Higher Rates, Driver Pay Seen as Capacity Tightens, Costs Rise

By Rip Watson, Senior Reporter

This story appears in the Feb. 24 print edition of Transport Topics.

MANALAPAN, Fla. — The driver shortage and rising costs are likely to boost both motor carrier freight rates and driver pay, though it’s not clear yet how much either will increase, industry officials said.

“Carriers are going to demand pricing [increases] because they have to, to survive” as costs rise, said Werner Enterprises President Derek Leathers. He said the driver market is the “toughest” in his career.

Leathers spoke during the Stifel Nicolaus investor conference here on Feb. 12.

Rates per mile rose steadily throughout 2013, including 3.1% in the fourth quarter at Werner.

“This is a year when the market will bear a little more rate improvement,” said David Jackson, president of Knight Transportation, whose revenue per mile accelerated to 3.4% in the fourth quarter, after being flat earlier in 2013.

“As [freight] rates go up, we can look at the commensurate percentage of [driver pay] increases,” Jackson said.

Vin McLoughlin, chairman of Cardinal Logistics Management Corp., also highlighted the connection between rates and driver pay, saying, “As GDP and rates go up, that will allow us to pay drivers more. We have lived a charmed life [with driver pay]. Now it is time to pay the piper.”

Werner ranks No. 13 on the Transport Topics Top 100 For-Hire Carriers in the U.S. and Canada. Knight is No. 31 on the TT for-hire list, and Cardinal is No. 34.

“It’s never been more difficult to keep drivers,” Leathers said, citing new constraints such as a 12% drop in government assistance to help pay for training new drivers.

Jackson didn’t give a 2014 driver pay increase target, but said wages could rise 12 cents per mile over the next four or five years.

That would be a marked change, since average dry van base pay has risen just 7.7% to 37.2 cents per mile since 2008, according to the National Transportation Institute, whose driver compensation reports are based on data from more than 300 truckload fleets.

“The fundamentals of the driver-pay market have changed,” Gordon Klemp, a principal at NTI, told Transport Topics. “We are seeing private fleets for the first time advertising for drivers,” with the promise of higher pay than for-hire carriers, Klemp said.

He also cited greater competition for over-the-road drivers from intermodal operators whose drivers can “now make a living and get home more often.”

Oil-field exploration also is attracting OTR drivers through pay increases, he added.

As a result, base dry van pay, excluding performance pay such as safety bonuses, will rise an average of about 3 cents per mile, or nearly 8% this year, Klemp predicted.

“If there is a caveat to this, it is freight rates,” he said, adding that he believes more than 50% of fleets will raise driver pay. “Shippers are becoming more convinced that rates will have to go up.
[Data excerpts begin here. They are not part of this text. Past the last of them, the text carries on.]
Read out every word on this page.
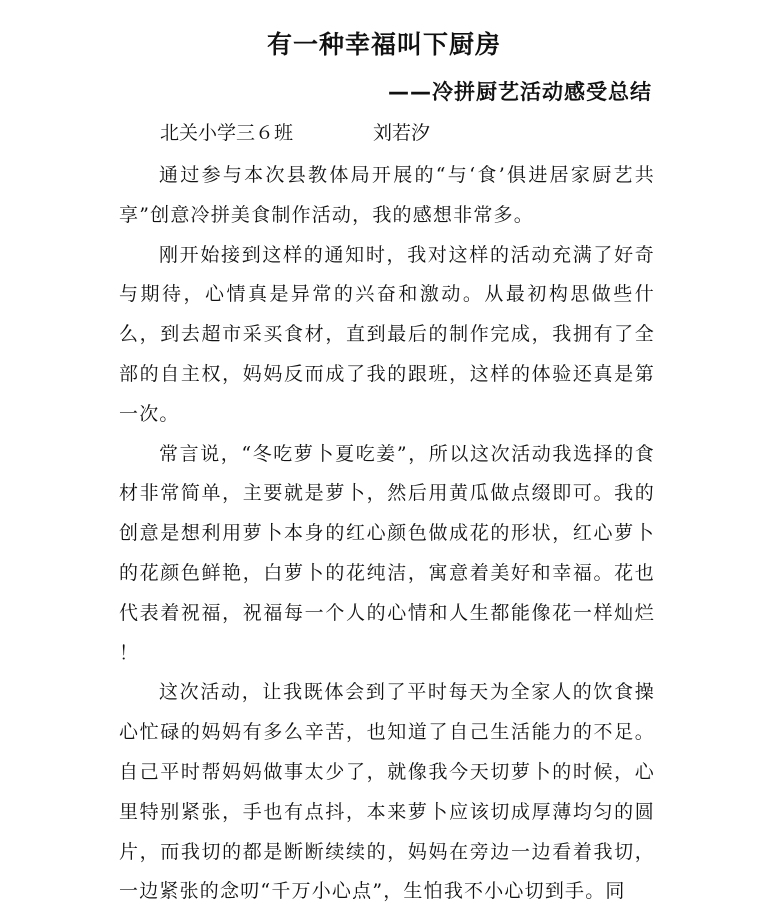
有一种幸福叫下厨房
——冷拼厨艺活动感受总结
北关小学三６班	刘若汐

通过参与本次县教体局开展的“与‘食’俱进居家厨艺共享”创意冷拼美食制作活动，我的感想非常多。

刚开始接到这样的通知时，我对这样的活动充满了好奇与期待，心情真是异常的兴奋和激动。从最初构思做些什么，到去超市采买食材，直到最后的制作完成，我拥有了全部的自主权，妈妈反而成了我的跟班，这样的体验还真是第一次。

常言说，“冬吃萝卜夏吃姜”，所以这次活动我选择的食材非常简单，主要就是萝卜，然后用黄瓜做点缀即可。我的创意是想利用萝卜本身的红心颜色做成花的形状，红心萝卜的花颜色鲜艳，白萝卜的花纯洁，寓意着美好和幸福。花也代表着祝福，祝福每一个人的心情和人生都能像花一样灿烂 ！

这次活动，让我既体会到了平时每天为全家人的饮食操心忙碌的妈妈有多么辛苦，也知道了自己生活能力的不足。自己平时帮妈妈做事太少了，就像我今天切萝卜的时候，心里特别紧张，手也有点抖，本来萝卜应该切成厚薄均匀的圆片，而我切的都是断断续续的，妈妈在旁边一边看着我切，一边紧张的念叨“千万小心点”，生怕我不小心切到手。同
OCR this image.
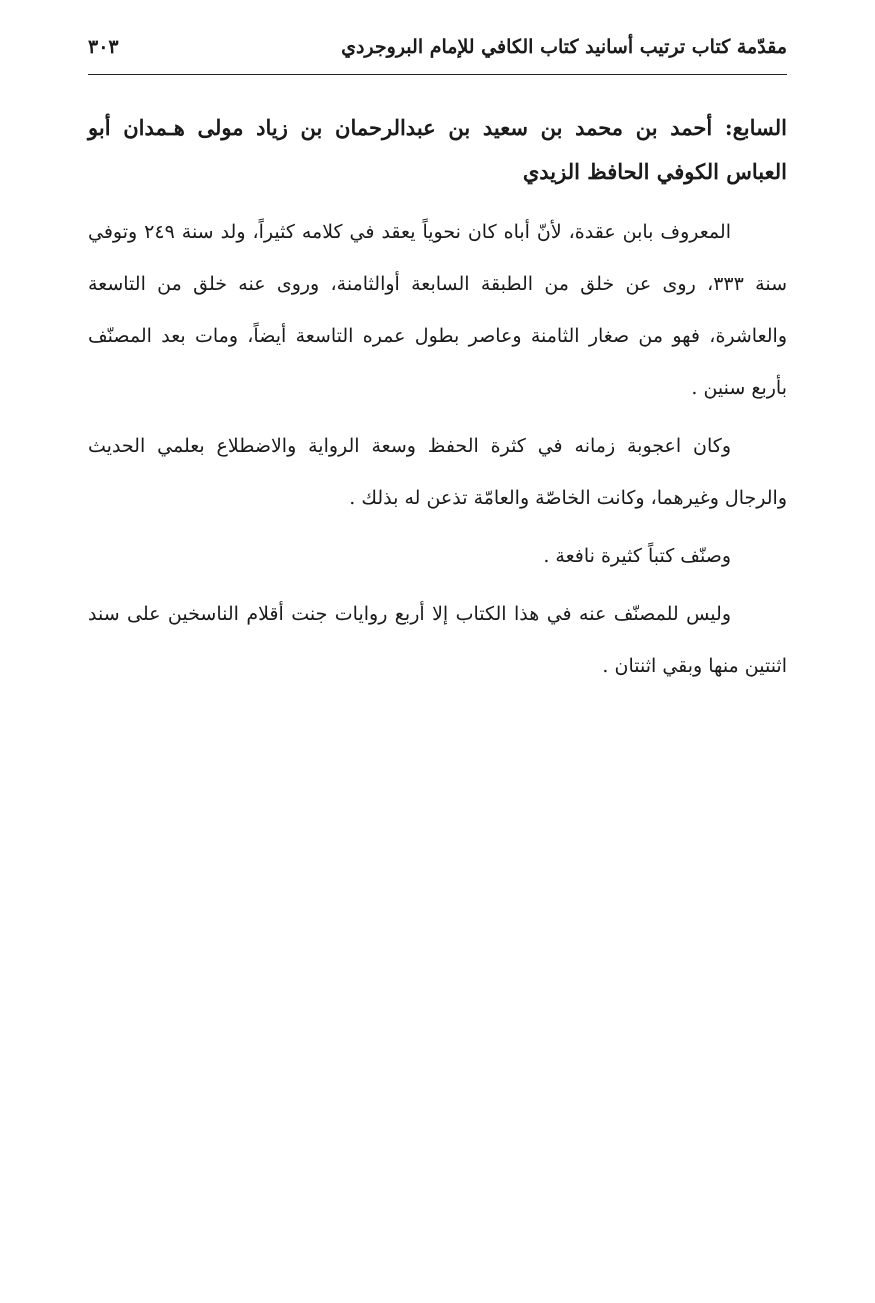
مقدّمة كتاب ترتيب أسانيد كتاب الكافي للإمام البروجردي
٣٠٣

السابع: أحمد بن محمد بن سعيد بن عبدالرحمان بن زياد مولى هـمدان أبو العباس الكوفي الحافظ الزيدي

المعروف بابن عقدة، لأنّ أباه كان نحوياً يعقد في كلامه كثيراً، ولد سنة ٢٤٩ وتوفي سنة ٣٣٣، روى عن خلق من الطبقة السابعة أوالثامنة، وروى عنه خلق من التاسعة والعاشرة، فهو من صغار الثامنة وعاصر بطول عمره التاسعة أيضاً، ومات بعد المصنّف بأربع سنين .

وكان اعجوبة زمانه في كثرة الحفظ وسعة الرواية والاضطلاع بعلمي الحديث والرجال وغيرهما، وكانت الخاصّة والعامّة تذعن له بذلك .

وصنّف كتباً كثيرة نافعة .

وليس للمصنّف عنه في هذا الكتاب إلا أربع روايات جنت أقلام الناسخين على سند اثنتين منها وبقي اثنتان .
Those higher rates are the enabler for a driver-pay increase.”

Meanwhile, a Feb. 11 Bloomberg/Internet Truck Stop survey of carriers and freight brokers found that 60% of survey respondents expect higher rates over the next three to six months, the highest percentage in at least a year. Just 6% expected rates to decline.
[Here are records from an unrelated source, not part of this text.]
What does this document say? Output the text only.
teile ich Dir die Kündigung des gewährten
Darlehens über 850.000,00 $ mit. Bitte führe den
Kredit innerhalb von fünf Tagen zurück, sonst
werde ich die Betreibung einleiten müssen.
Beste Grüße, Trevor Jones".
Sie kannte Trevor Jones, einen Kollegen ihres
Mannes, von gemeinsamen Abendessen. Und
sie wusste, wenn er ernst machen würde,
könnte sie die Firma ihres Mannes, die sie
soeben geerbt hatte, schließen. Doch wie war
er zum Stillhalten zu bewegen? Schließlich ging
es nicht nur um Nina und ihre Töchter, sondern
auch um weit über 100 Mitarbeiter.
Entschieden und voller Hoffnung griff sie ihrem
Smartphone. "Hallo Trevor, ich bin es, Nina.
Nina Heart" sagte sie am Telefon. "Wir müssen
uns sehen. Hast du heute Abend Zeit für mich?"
Stifel Nicolaus analyst John Larkin said in a Feb. 14 report he believes dry-van rates are most likely to rise  2% to 3%, possibly less.
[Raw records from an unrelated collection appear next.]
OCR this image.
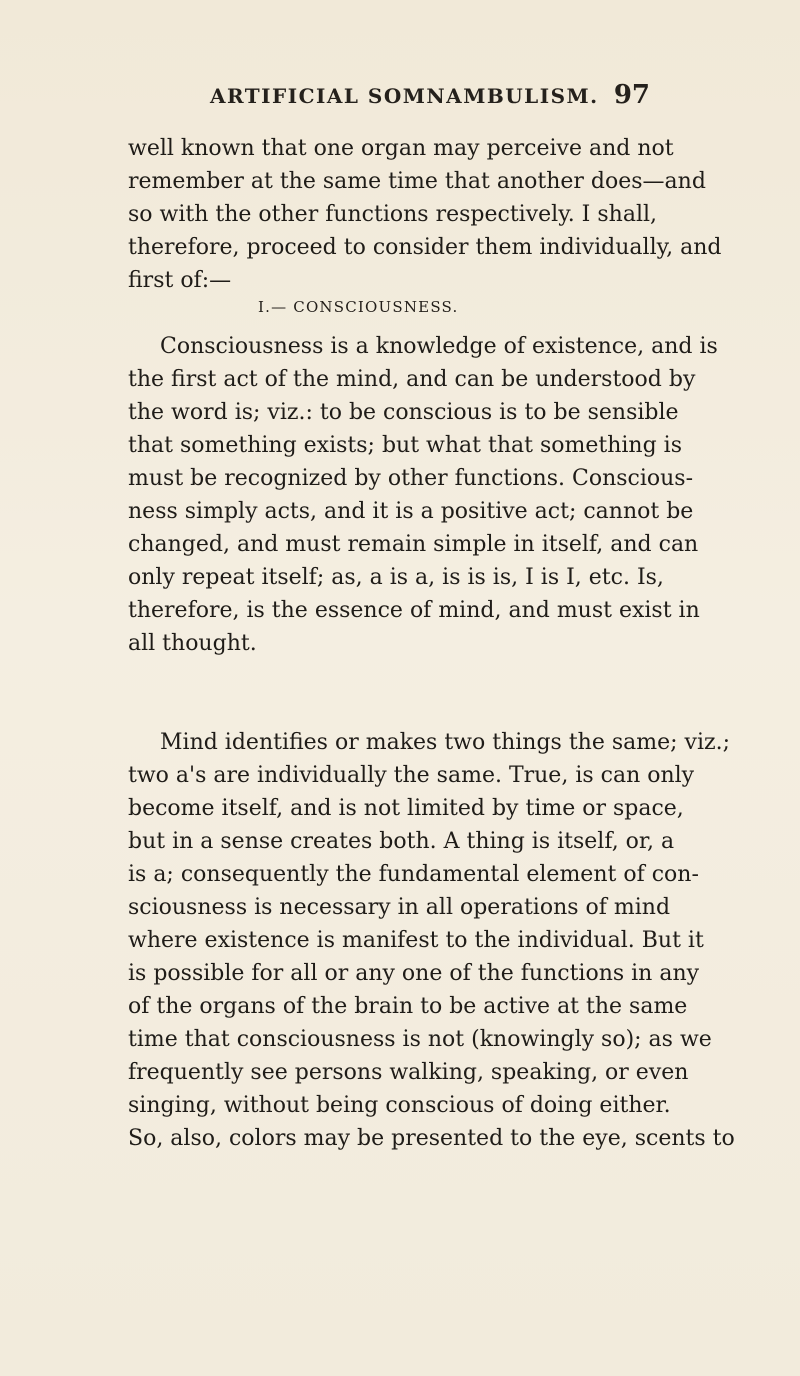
ARTIFICIAL SOMNAMBULISM. 97
well known that one organ may perceive and not
remember at the same time that another does—and
so with the other functions respectively. I shall,
therefore, proceed to consider them individually, and
first of:—
I.— CONSCIOUSNESS.
Consciousness is a knowledge of existence, and is
the first act of the mind, and can be understood by
the word is; viz.: to be conscious is to be sensible
that something exists; but what that something is
must be recognized by other functions. Conscious-
ness simply acts, and it is a positive act; cannot be
changed, and must remain simple in itself, and can
only repeat itself; as, a is a, is is is, I is I, etc. Is,
therefore, is the essence of mind, and must exist in
all thought.
Mind identifies or makes two things the same; viz.;
two a's are individually the same. True, is can only
become itself, and is not limited by time or space,
but in a sense creates both. A thing is itself, or, a
is a; consequently the fundamental element of con-
sciousness is necessary in all operations of mind
where existence is manifest to the individual. But it
is possible for all or any one of the functions in any
of the organs of the brain to be active at the same
time that consciousness is not (knowingly so); as we
frequently see persons walking, speaking, or even
singing, without being conscious of doing either.
So, also, colors may be presented to the eye, scents to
However, “If the economy were to truly accelerate and/or if the onslaught of federally mandated safety rules sufficiently shrinks effective capacity, these pricing estimates could easily prove too conservative,” Larkin said.

He didn’t specify how much driver pay might increase, though he underscored driver difficulties.

“Finding drug-free, CSA-compliant drivers remains a challenge, despite the commendable efforts on the part of many carriers to establish training schools, attract veterans, increase base pay, increase pay for performance, specify more driver appurtenances in truck tractors, modify/soften fleet manager tactics, work with shippers to improve the driver experience while loading/

unloading or dropping off/picking up a load, etc.,” Larkin wrote.

Other major fleets also predict higher rates.

David Parker, CEO at Covenant Transportation Group, believes “there is a good opportunity for rates to rise above the 2-4% range.”

Parker said the company raised driver pay 8% in each of the last  three years. The disparity between rates and pay dramatized the need “for margins to get to an acceptable level.”

Jerry Moyes, Swift Transportation chairman and founder, said the company hopes to top 2013’s freight-rate increase of about 2.9%.

“Customers are talking to us and saying they are excited about [their business in] 2014, and they are nervous about capacity they haven’t been able to find,” said Swift CEO Richard Stocking. “It is February and we are overbooked. If that continues, we are looking to have a very good year.”

C.R. England CEO Chad England said he believes rates could rise 3% to 5%, helped by growing success in the spot market, where volumes and rates have been strong.

“We feel the freight situation is looking pretty good,” said England.

Swift ranks No. 7 on the TT for-hire list, while C.R. England is No. 19 and Covenant is No. 41.